Good corporations know that the secret to success is to focus on your best quality and use it to serve your customers.

“Whenever you have a treasure trove of information like footage from people’s homes, that footage is going to be a target,” says Matthew Guariglia, who works on privacy and surveillance issues at the Electronic Frontier Foundation. “The best security for keeping information safe is not to collect it at all.”

In the response to the senators’ queries, the company also acknowledged that members of its research and development teams in Ukraine had access to video footage. But it said they could only view “publicly available videos and videos available from employees, contractors, and friends and family of employees or contractors with their express consent.”
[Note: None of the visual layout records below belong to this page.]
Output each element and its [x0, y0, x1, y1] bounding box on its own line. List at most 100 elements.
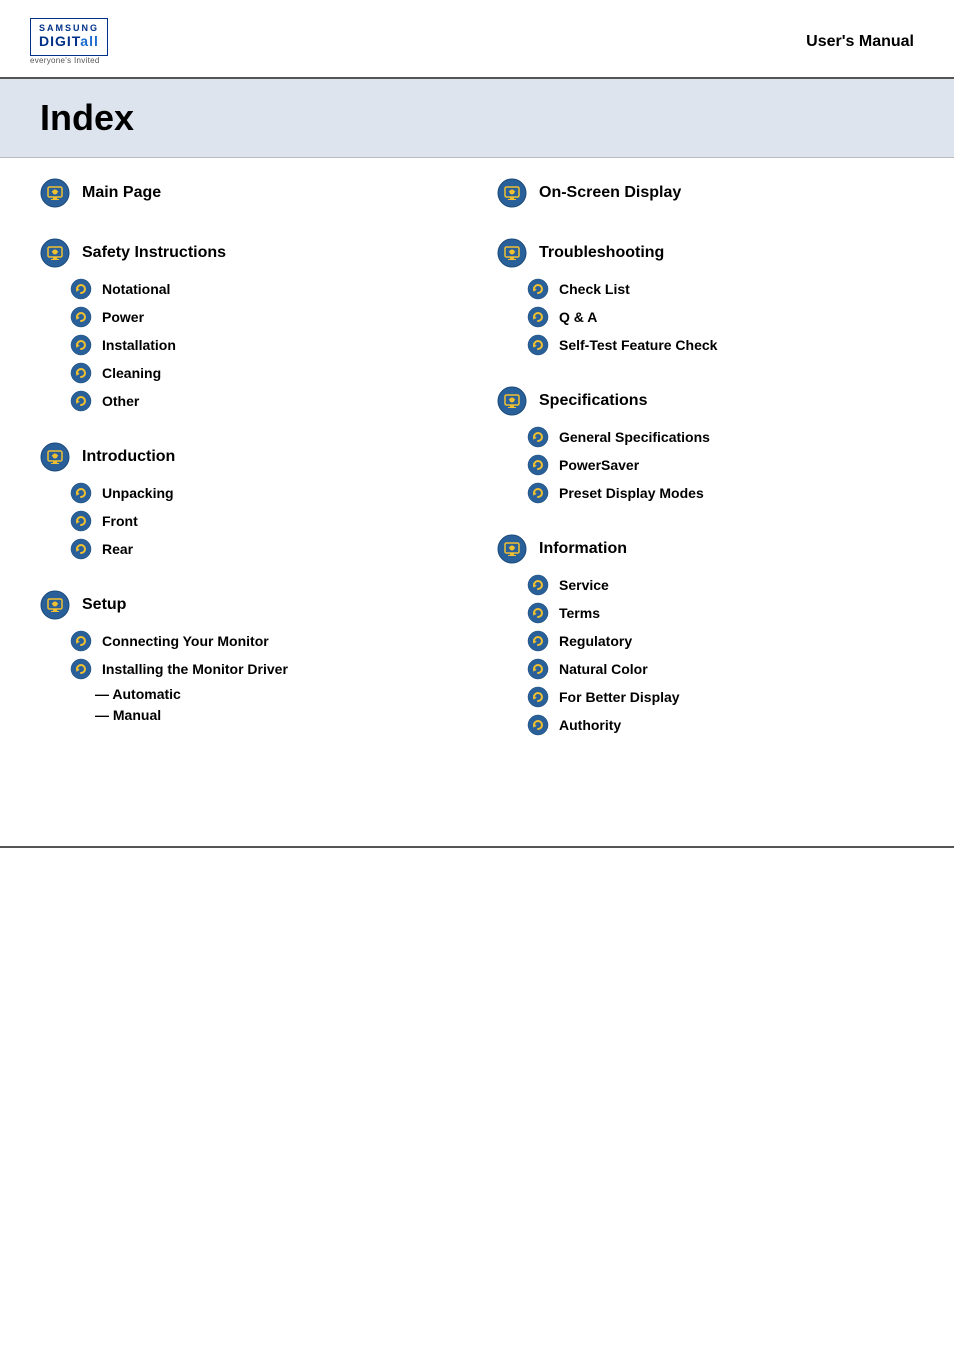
sub-item-other[interactable]: Other: [70, 390, 457, 412]
section-header-on-screen-display[interactable]: On-Screen Display: [497, 178, 914, 208]
section-label-on-screen-display: On-Screen Display: [539, 184, 681, 202]
sub-item-for-better-display[interactable]: For Better Display: [527, 686, 914, 708]
sub-icon-authority: [527, 714, 549, 736]
subsub-item-manual[interactable]: — Manual: [95, 707, 457, 723]
page-header: SAMSUNG DIGITall everyone's Invited User…: [0, 0, 954, 79]
sub-item-check-list[interactable]: Check List: [527, 278, 914, 300]
logo-area: SAMSUNG DIGITall everyone's Invited: [30, 18, 108, 65]
samsung-text: SAMSUNG: [39, 23, 99, 33]
sub-label-notational: Notational: [102, 281, 170, 297]
sub-label-cleaning: Cleaning: [102, 365, 161, 381]
sub-label-connecting-monitor: Connecting Your Monitor: [102, 633, 269, 649]
sub-label-powersaver: PowerSaver: [559, 457, 639, 473]
footer-line: [0, 846, 954, 848]
section-label-introduction: Introduction: [82, 448, 175, 466]
sub-icon-connecting-monitor: [70, 630, 92, 652]
sub-icon-cleaning: [70, 362, 92, 384]
section-information: Information Service Terms Regulatory Nat…: [497, 534, 914, 736]
sub-item-preset-display-modes[interactable]: Preset Display Modes: [527, 482, 914, 504]
main-icon-specifications: [497, 386, 527, 416]
main-icon-safety-instructions: [40, 238, 70, 268]
sub-item-natural-color[interactable]: Natural Color: [527, 658, 914, 680]
sub-icon-regulatory: [527, 630, 549, 652]
sub-item-general-specifications[interactable]: General Specifications: [527, 426, 914, 448]
digit-all: all: [80, 33, 99, 49]
sub-item-authority[interactable]: Authority: [527, 714, 914, 736]
sub-label-rear: Rear: [102, 541, 133, 557]
sub-label-for-better-display: For Better Display: [559, 689, 680, 705]
sub-icon-installation: [70, 334, 92, 356]
sub-icon-for-better-display: [527, 686, 549, 708]
subsub-item-automatic[interactable]: — Automatic: [95, 686, 457, 702]
sub-icon-terms: [527, 602, 549, 624]
sub-label-installing-driver: Installing the Monitor Driver: [102, 661, 288, 677]
sub-icon-service: [527, 574, 549, 596]
page-title: Index: [40, 97, 914, 139]
section-header-introduction[interactable]: Introduction: [40, 442, 457, 472]
digit-text: DIGITall: [39, 33, 99, 49]
sub-icon-natural-color: [527, 658, 549, 680]
sub-icon-check-list: [527, 278, 549, 300]
section-header-safety-instructions[interactable]: Safety Instructions: [40, 238, 457, 268]
section-main-page: Main Page: [40, 178, 457, 208]
sub-icon-other: [70, 390, 92, 412]
main-icon-troubleshooting: [497, 238, 527, 268]
section-label-main-page: Main Page: [82, 184, 161, 202]
sub-item-rear[interactable]: Rear: [70, 538, 457, 560]
sub-icon-rear: [70, 538, 92, 560]
section-label-setup: Setup: [82, 596, 126, 614]
sub-item-installing-driver[interactable]: Installing the Monitor Driver: [70, 658, 457, 680]
sub-label-check-list: Check List: [559, 281, 630, 297]
main-icon-introduction: [40, 442, 70, 472]
sub-item-notational[interactable]: Notational: [70, 278, 457, 300]
section-introduction: Introduction Unpacking Front Rear: [40, 442, 457, 560]
section-header-main-page[interactable]: Main Page: [40, 178, 457, 208]
sub-label-unpacking: Unpacking: [102, 485, 174, 501]
sub-item-terms[interactable]: Terms: [527, 602, 914, 624]
sub-label-other: Other: [102, 393, 139, 409]
sub-label-general-specifications: General Specifications: [559, 429, 710, 445]
subsub-label-automatic: — Automatic: [95, 686, 181, 702]
section-header-troubleshooting[interactable]: Troubleshooting: [497, 238, 914, 268]
section-header-setup[interactable]: Setup: [40, 590, 457, 620]
section-label-troubleshooting: Troubleshooting: [539, 244, 664, 262]
sub-label-preset-display-modes: Preset Display Modes: [559, 485, 704, 501]
sub-label-power: Power: [102, 309, 144, 325]
sub-icon-installing-driver: [70, 658, 92, 680]
logo-tagline: everyone's Invited: [30, 56, 100, 65]
section-header-specifications[interactable]: Specifications: [497, 386, 914, 416]
sub-item-powersaver[interactable]: PowerSaver: [527, 454, 914, 476]
sub-item-service[interactable]: Service: [527, 574, 914, 596]
index-banner: Index: [0, 79, 954, 158]
sub-item-installation[interactable]: Installation: [70, 334, 457, 356]
section-header-information[interactable]: Information: [497, 534, 914, 564]
subsub-label-manual: — Manual: [95, 707, 161, 723]
sub-item-connecting-monitor[interactable]: Connecting Your Monitor: [70, 630, 457, 652]
sub-label-natural-color: Natural Color: [559, 661, 648, 677]
sub-icon-front: [70, 510, 92, 532]
main-icon-setup: [40, 590, 70, 620]
main-icon-main-page: [40, 178, 70, 208]
sub-icon-self-test: [527, 334, 549, 356]
section-on-screen-display: On-Screen Display: [497, 178, 914, 208]
section-label-specifications: Specifications: [539, 392, 647, 410]
two-column-layout: Main Page Safety Instructions Notational…: [40, 178, 914, 766]
sub-item-regulatory[interactable]: Regulatory: [527, 630, 914, 652]
sub-item-self-test[interactable]: Self-Test Feature Check: [527, 334, 914, 356]
sub-item-front[interactable]: Front: [70, 510, 457, 532]
sub-label-front: Front: [102, 513, 138, 529]
main-content: Main Page Safety Instructions Notational…: [0, 158, 954, 806]
sub-item-unpacking[interactable]: Unpacking: [70, 482, 457, 504]
right-column: On-Screen Display Troubleshooting Check …: [497, 178, 914, 766]
sub-label-installation: Installation: [102, 337, 176, 353]
section-setup: Setup Connecting Your Monitor Installing…: [40, 590, 457, 723]
sub-item-q-and-a[interactable]: Q & A: [527, 306, 914, 328]
left-column: Main Page Safety Instructions Notational…: [40, 178, 457, 766]
samsung-logo: SAMSUNG DIGITall: [30, 18, 108, 56]
sub-item-cleaning[interactable]: Cleaning: [70, 362, 457, 384]
section-specifications: Specifications General Specifications Po…: [497, 386, 914, 504]
sub-item-power[interactable]: Power: [70, 306, 457, 328]
main-icon-on-screen-display: [497, 178, 527, 208]
section-troubleshooting: Troubleshooting Check List Q & A Self-Te…: [497, 238, 914, 356]
section-safety-instructions: Safety Instructions Notational Power Ins…: [40, 238, 457, 412]
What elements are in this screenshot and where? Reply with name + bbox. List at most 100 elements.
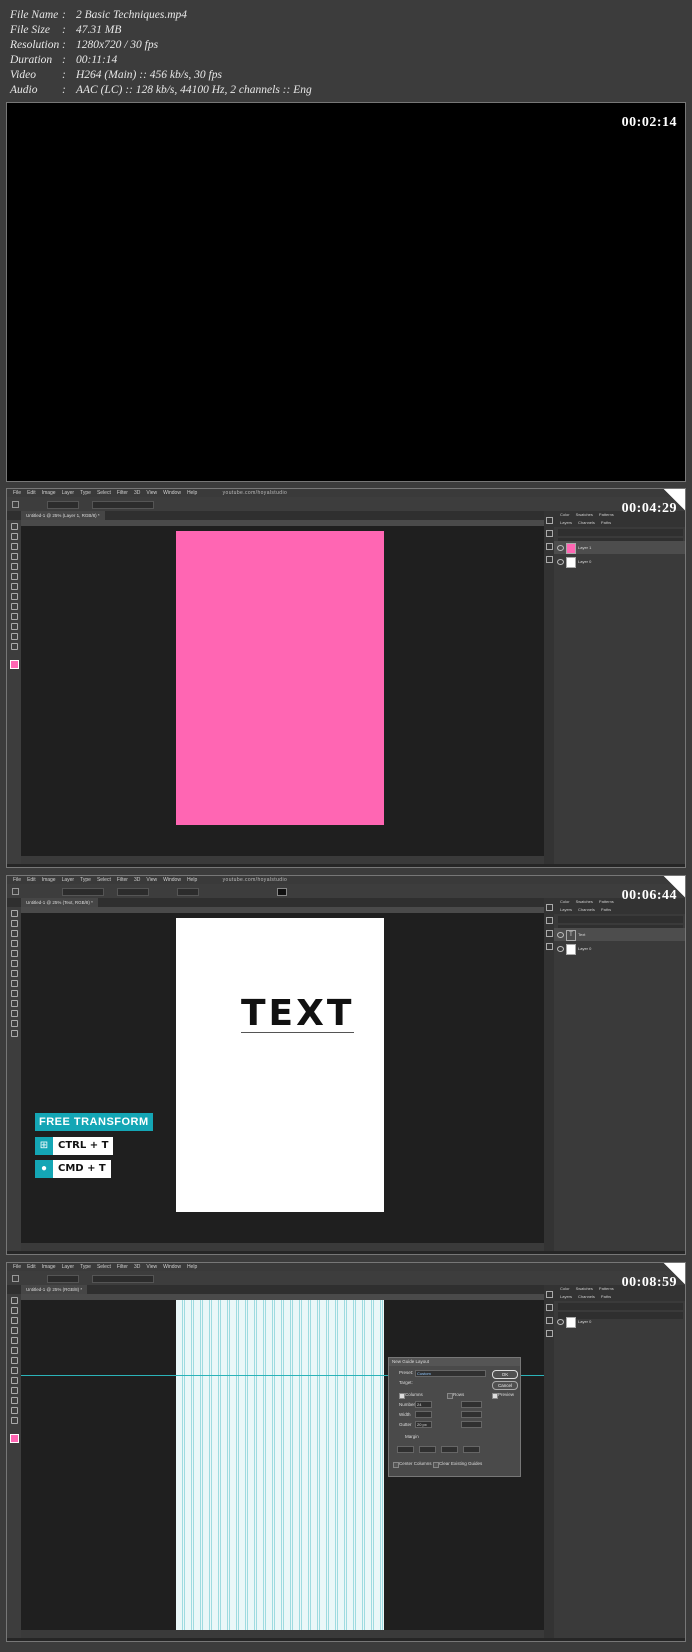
canvas-text-layer[interactable]: TEXT [241, 996, 355, 1033]
hand-tool-icon[interactable] [11, 1407, 18, 1414]
eyedropper-tool-icon[interactable] [11, 1337, 18, 1344]
character-icon[interactable] [546, 943, 553, 950]
tab-patterns[interactable]: Patterns [599, 899, 614, 904]
tab-color[interactable]: Color [560, 899, 570, 904]
marquee-tool-icon[interactable] [11, 1307, 18, 1314]
zoom-tool-icon[interactable] [11, 1030, 18, 1037]
tab-swatches[interactable]: Swatches [576, 512, 593, 517]
eye-icon[interactable] [557, 946, 564, 952]
tab-layers[interactable]: Layers [560, 907, 572, 912]
menu-help[interactable]: Help [187, 876, 197, 884]
font-family-dropdown[interactable] [62, 888, 104, 896]
tab-layers[interactable]: Layers [560, 520, 572, 525]
properties-icon[interactable] [546, 530, 553, 537]
brush-tool-icon[interactable] [11, 960, 18, 967]
white-canvas-document[interactable]: TEXT [176, 918, 384, 1212]
foreground-color-swatch[interactable] [10, 1434, 19, 1443]
cancel-button[interactable]: Cancel [492, 1381, 518, 1390]
type-tool-icon[interactable] [11, 1387, 18, 1394]
pen-tool-icon[interactable] [11, 1377, 18, 1384]
gradient-tool-icon[interactable] [11, 593, 18, 600]
menu-file[interactable]: File [13, 1263, 21, 1271]
hand-tool-icon[interactable] [11, 633, 18, 640]
rows-number-input[interactable] [461, 1401, 482, 1408]
pink-canvas-document[interactable] [176, 531, 384, 825]
eye-icon[interactable] [557, 1319, 564, 1325]
menu-3d[interactable]: 3D [134, 489, 140, 497]
rows-height-input[interactable] [461, 1411, 482, 1418]
pen-tool-icon[interactable] [11, 603, 18, 610]
font-style-dropdown[interactable] [117, 888, 149, 896]
text-color-swatch[interactable] [277, 888, 287, 896]
guide-canvas-document[interactable] [176, 1300, 384, 1630]
home-icon[interactable] [12, 1275, 19, 1282]
tab-paths[interactable]: Paths [601, 520, 611, 525]
menu-edit[interactable]: Edit [27, 1263, 36, 1271]
shape-tool-icon[interactable] [11, 1397, 18, 1404]
menu-type[interactable]: Type [80, 489, 91, 497]
eye-icon[interactable] [557, 545, 564, 551]
eraser-tool-icon[interactable] [11, 583, 18, 590]
menu-layer[interactable]: Layer [62, 876, 75, 884]
margin-right-input[interactable] [463, 1446, 480, 1453]
menu-filter[interactable]: Filter [117, 1263, 128, 1271]
menu-view[interactable]: View [146, 1263, 157, 1271]
lasso-tool-icon[interactable] [11, 930, 18, 937]
document-tab[interactable]: Untitled-1 @ 25% (Layer 1, RGB/8) * [21, 511, 105, 520]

What many privacy advocates find most disquieting about Ring is its relationship with law enforcement agencies. The company has struck information-sharing arrangements with local police departments through the Neighbors app.

Ring portrays the app as a high-tech “neighborhood watch,” but privacy experts say there’s little that can ensure against police misuse of the material once it’s turned over by a resident or Ring itself.

Ring told Markey that it requires no “evidentiary showing” from police before allowing police to seek footage from Ring customers. As Markey observed, Ring imposes “no security requirements for the law enforcement offices that get access to users’ footage ... has no restrictions on law enforcement sharing users’ footage with third parties ... and has no policies that prohibit law enforcement from keeping shared video footage forever.

“When the police request footage from someone’s Ring camera,” Guariglia says, “they can keep it and do whatever they want with it. There’s no oversight of why the police are requesting it, how they’ll use it once they get it, or who they share it with.”

The “nightmare scenario,” he says, “is the police request your footage from a car break-in on your street, and they forward it to [Immigration and Customs Enforcement] and get a dog-walker on your street or a neighbor deported.”

Ring says its terms of service for customers require them to avoid situating their devices so they can make recordings outside their own property lines. But it acknowledged to Markey that it takes no steps to hold customers to that rule or verify that it’s being followed.

“Connected doorbells are well on their way to becoming a mainstay of American households,” Markey commented, “and the lack of privacy and civil rights protections for innocent residents is nothing short of chilling.”

Ring likes to portray itself as a bulwark in Americans’ quest for privacy and security. But its products are vulnerable to breaches and its policies give police new methods to circumvent legal and constitutional protections against improper search and seizure.

This is how a surveillance culture enters American life through the back door — or the front porch.